There was no way I could imagine what life without alcohol could look like. I was entirely convinced that I would stay stuck in the depressing drinking rut forever.
The most excruciating thought, the one that was making me question my whole life was that I knew my drinking was damaging my kids and my relationship with them. Shame and guilt were my main emotions at this point. I would give my life for my children so why couldn’t I give them my sobriety?
Towards the end of my drinking life ( I say life because alcohol had taken over entirely) I would drink a few glasses of wine pretty much every night. I’d have my wine, fall asleep then wake up at 3 am and vow never to drink again and then I’d start the same cycle again the next day.
These were the “good” days. The bad days consisted of blackouts, arguments and being an irresponsible parent.

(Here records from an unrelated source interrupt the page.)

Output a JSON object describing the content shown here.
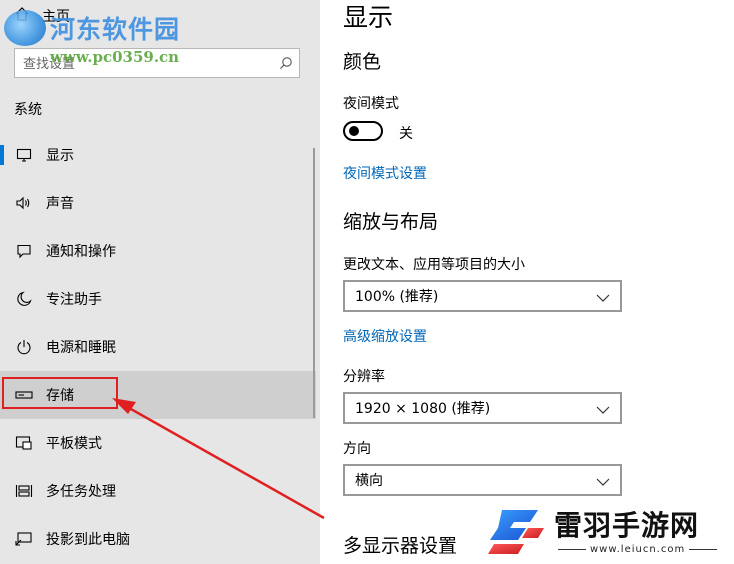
{
  "nav": {
    "home_label": "主页",
    "search_placeholder": "查找设置",
    "section_title": "系统",
    "items": [
      {
        "label": "显示",
        "icon": "monitor-icon"
      },
      {
        "label": "声音",
        "icon": "speaker-icon"
      },
      {
        "label": "通知和操作",
        "icon": "notification-icon"
      },
      {
        "label": "专注助手",
        "icon": "moon-icon"
      },
      {
        "label": "电源和睡眠",
        "icon": "power-icon"
      },
      {
        "label": "存储",
        "icon": "storage-icon"
      },
      {
        "label": "平板模式",
        "icon": "tablet-icon"
      },
      {
        "label": "多任务处理",
        "icon": "multitask-icon"
      },
      {
        "label": "投影到此电脑",
        "icon": "project-icon"
      }
    ]
  },
  "content": {
    "page_title": "显示",
    "color_heading": "颜色",
    "night_light_label": "夜间模式",
    "night_light_state": "关",
    "night_light_link": "夜间模式设置",
    "scale_heading": "缩放与布局",
    "text_size_label": "更改文本、应用等项目的大小",
    "scale_value": "100% (推荐)",
    "advanced_scale_link": "高级缩放设置",
    "resolution_label": "分辨率",
    "resolution_value": "1920 × 1080 (推荐)",
    "orientation_label": "方向",
    "orientation_value": "横向",
    "multi_display_heading": "多显示器设置"
  },
  "watermarks": {
    "top_site": "河东软件园",
    "top_url": "www.pc0359.cn",
    "bottom_site": "雷羽手游网",
    "bottom_url": "www.leiucn.com"
  },
  "colors": {
    "accent": "#0078d7",
    "link": "#0067b8",
    "annotation": "#e02020"
  }
}
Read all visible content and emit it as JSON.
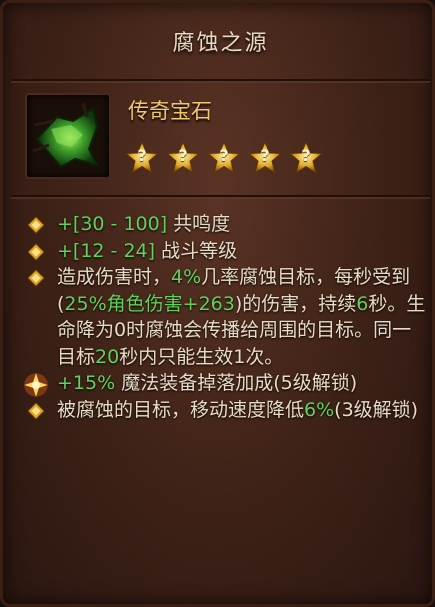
{
  "item": {
    "name": "腐蚀之源",
    "type": "传奇宝石",
    "star_slots": [
      "?",
      "?",
      "?",
      "?",
      "?"
    ]
  },
  "affixes": [
    {
      "segments": [
        {
          "t": "+[30 - 100]",
          "g": true
        },
        {
          "t": " 共鸣度",
          "g": false
        }
      ]
    },
    {
      "segments": [
        {
          "t": "+[12 - 24]",
          "g": true
        },
        {
          "t": " 战斗等级",
          "g": false
        }
      ]
    },
    {
      "segments": [
        {
          "t": "造成伤害时，",
          "g": false
        },
        {
          "t": "4%",
          "g": true
        },
        {
          "t": "几率腐蚀目标，每秒受到(",
          "g": false
        },
        {
          "t": "25%",
          "g": true
        },
        {
          "t": "角色伤害",
          "g": true
        },
        {
          "t": "+263",
          "g": true
        },
        {
          "t": ")的伤害，持续",
          "g": false
        },
        {
          "t": "6",
          "g": true
        },
        {
          "t": "秒。生命降为0时腐蚀会传播给周围的目标。同一目标",
          "g": false
        },
        {
          "t": "20",
          "g": true
        },
        {
          "t": "秒内只能生效1次。",
          "g": false
        }
      ]
    },
    {
      "bullet": "big",
      "segments": [
        {
          "t": "+15%",
          "g": true
        },
        {
          "t": " 魔法装备掉落加成(5级解锁)",
          "g": false
        }
      ]
    },
    {
      "segments": [
        {
          "t": "被腐蚀的目标，移动速度降低",
          "g": false
        },
        {
          "t": "6%",
          "g": true
        },
        {
          "t": "(3级解锁)",
          "g": false
        }
      ]
    }
  ],
  "colors": {
    "green": "#62d15a",
    "gold": "#f0c86a",
    "text": "#e8dcc6"
  }
}
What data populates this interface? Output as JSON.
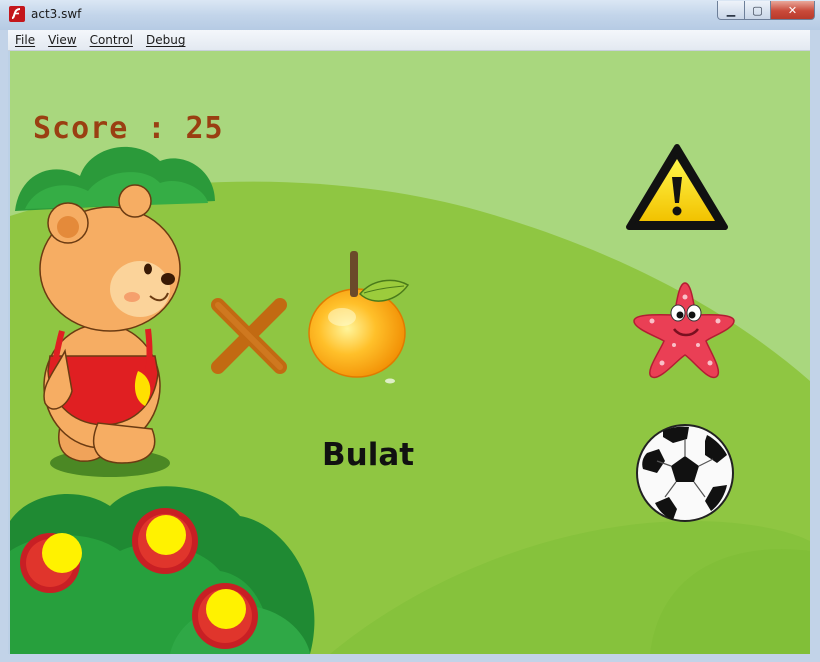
{
  "window": {
    "title": "act3.swf",
    "app_icon": "flash-player-icon",
    "buttons": {
      "minimize": "minimize-icon",
      "maximize": "maximize-icon",
      "close": "close-icon"
    }
  },
  "menu": [
    "File",
    "View",
    "Control",
    "Debug"
  ],
  "game": {
    "score_label": "Score : 25",
    "word": "Bulat",
    "target_object": "orange",
    "choices": [
      "warning-sign",
      "starfish",
      "soccer-ball"
    ],
    "answer_mark": "wrong"
  },
  "colors": {
    "sky": "#a7d67c",
    "hill": "#8cc63f",
    "score": "#9a3f12",
    "flower_petal": "#d6262a",
    "flower_center": "#fff200"
  }
}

During a desperate googling session trying to work out what was wrong with me, I came across the book called This Naked Mind by Annie Grace. I read it in secret. I was doing a lot of my drinking in secret at this point, so no one noticed. The whole concept clicked with me straight away. • Stop feeling so shameful. Alcohol, with society’s conditioning and our own beliefs about what it does for us is the problem – not us. • The science about the false high it gives us and the reason we can’t stop because of the chemicals in our brain. • Learn all of the facts and then decide whether you want to continue to drink such a harmful substance or not. • Give yourself some grace and compassion and stop beating yourself up. I finished reading the book and stopped drinking, like magic. I continued to work through my thoughts and beliefs about wine. I had a slip up in the early days when I thought I would try a drink but I quickly realised that I just didn’t want to drink again. My life is amazing now. My relationship with my kids is open and honest. We talk about my drinking days sometimes and it’s ok. They were scared when I drank. They are just so pleased that I don’t do it anymore. I remind myself every day about how trapped I felt before. It makes me so happy to think about how far I’ve come and how much has changed. I truly want to help people to achieve the same. I was locked in a prison of my own making, and I want to help others to freedom too.